ただ空な目をして透明なキミを眺めているだけ。
キミはいつもボクを指差しながら薄っすら笑みを浮かべている。
何も話してくれない。
手を伸ばしても触れられない。
ただじっとそこにいるだけ。
わたしは毎日キミに話しかけた。
そんなわたしに先生は渾身的に話しかけた。
ある日病院を抜け出して夜の海を見に行った。
「キミは海が好きだったよね」
月明かりが照らす青い青い海
「自殺するなら入水自殺するのかと思ってた」
押しては引いてをくる返す漣の音
「キミが死んだのはわたしのせいだって言いたいの?」
そこで初めて透明なキミはいつもと違う動きを見せた。
首を一度だけ小さく縦に振って、ボクの問いに肯定した。
「キミが死んだのはキミのせい。
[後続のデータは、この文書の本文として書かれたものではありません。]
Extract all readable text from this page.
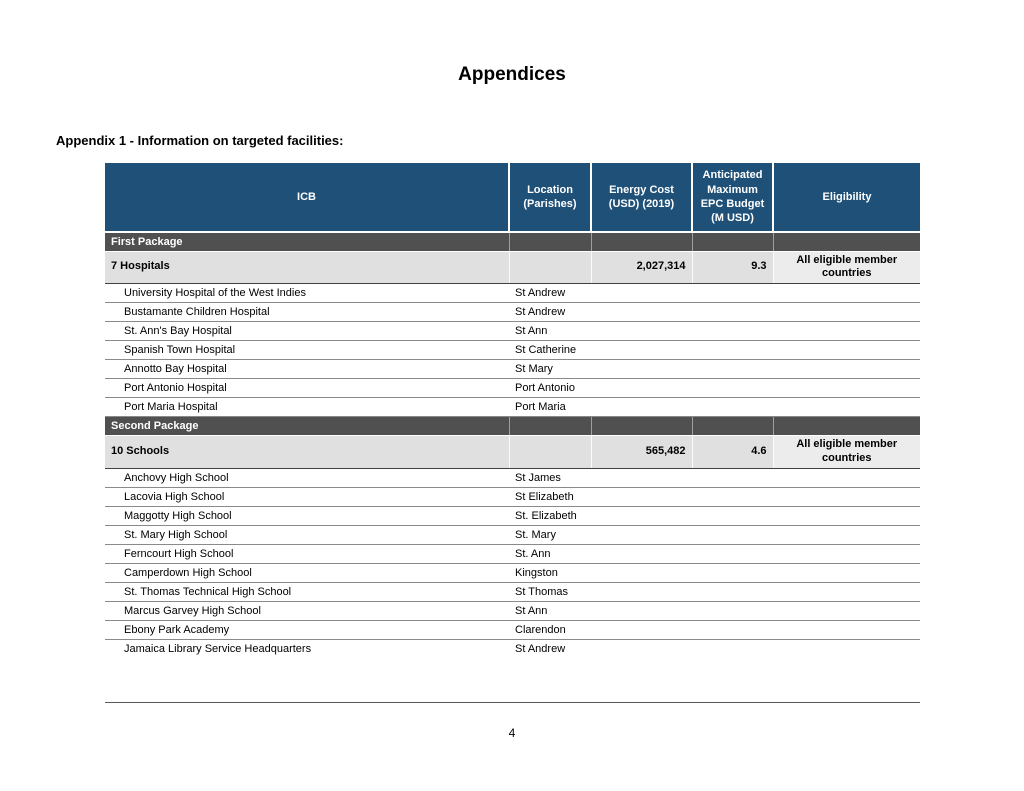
Appendices
Appendix 1 - Information on targeted facilities:
ICB	Location (Parishes)	Energy Cost (USD) (2019)	Anticipated Maximum EPC Budget (M USD)	Eligibility
First Package				
7 Hospitals		2,027,314	9.3	All eligible member countries
University Hospital of the West Indies	St Andrew			
Bustamante Children Hospital	St Andrew			
St. Ann's Bay Hospital	St Ann			
Spanish Town Hospital	St Catherine			
Annotto Bay Hospital	St Mary			
Port Antonio Hospital	Port Antonio			
Port Maria Hospital	Port Maria			
Second Package				
10 Schools		565,482	4.6	All eligible member countries
Anchovy High School	St James			
Lacovia High School	St Elizabeth			
Maggotty High School	St. Elizabeth			
St. Mary High School	St. Mary			
Ferncourt High School	St. Ann			
Camperdown High School	Kingston			
St. Thomas Technical High School	St Thomas			
Marcus Garvey High School	St Ann			
Ebony Park Academy	Clarendon			
Jamaica Library Service Headquarters	St Andrew			

4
自殺したのはキミ自身」
わたしは靴を脱いで海の中に足を付けた。
「だからわたしがこれからすることもわたしの責任」
一歩足を前へと進ませた。
「キミはどんな気持ちで線路に入ったの?」
また一歩足を進ませる。
「怖かった?」
一歩、また一歩、進めば進むほどわたしの足を撫でる水嵩が増えていく。
「わたしは、ちょっと怖いかもしれない」
腰近くまで海の中に入れば、少し大きな波が出てきた。
体の力を一瞬でも抜けば波に攫われてしまうんじゃないかと、それが怖くて足を踏ん張らせて連れ去られないように必死だった。
「ダメだね。ごめんね待たせて、すぐに逝くから」
その時わたしの背を遥かに超える高い高い波がわたしの視界を埋めた。
「夜の海は青くて怖くて……きれい」
わたしの体全てを波が覆い隠す。
波が岸までたどり着いた頃にはわたしの姿は夜の海の中へと消えた。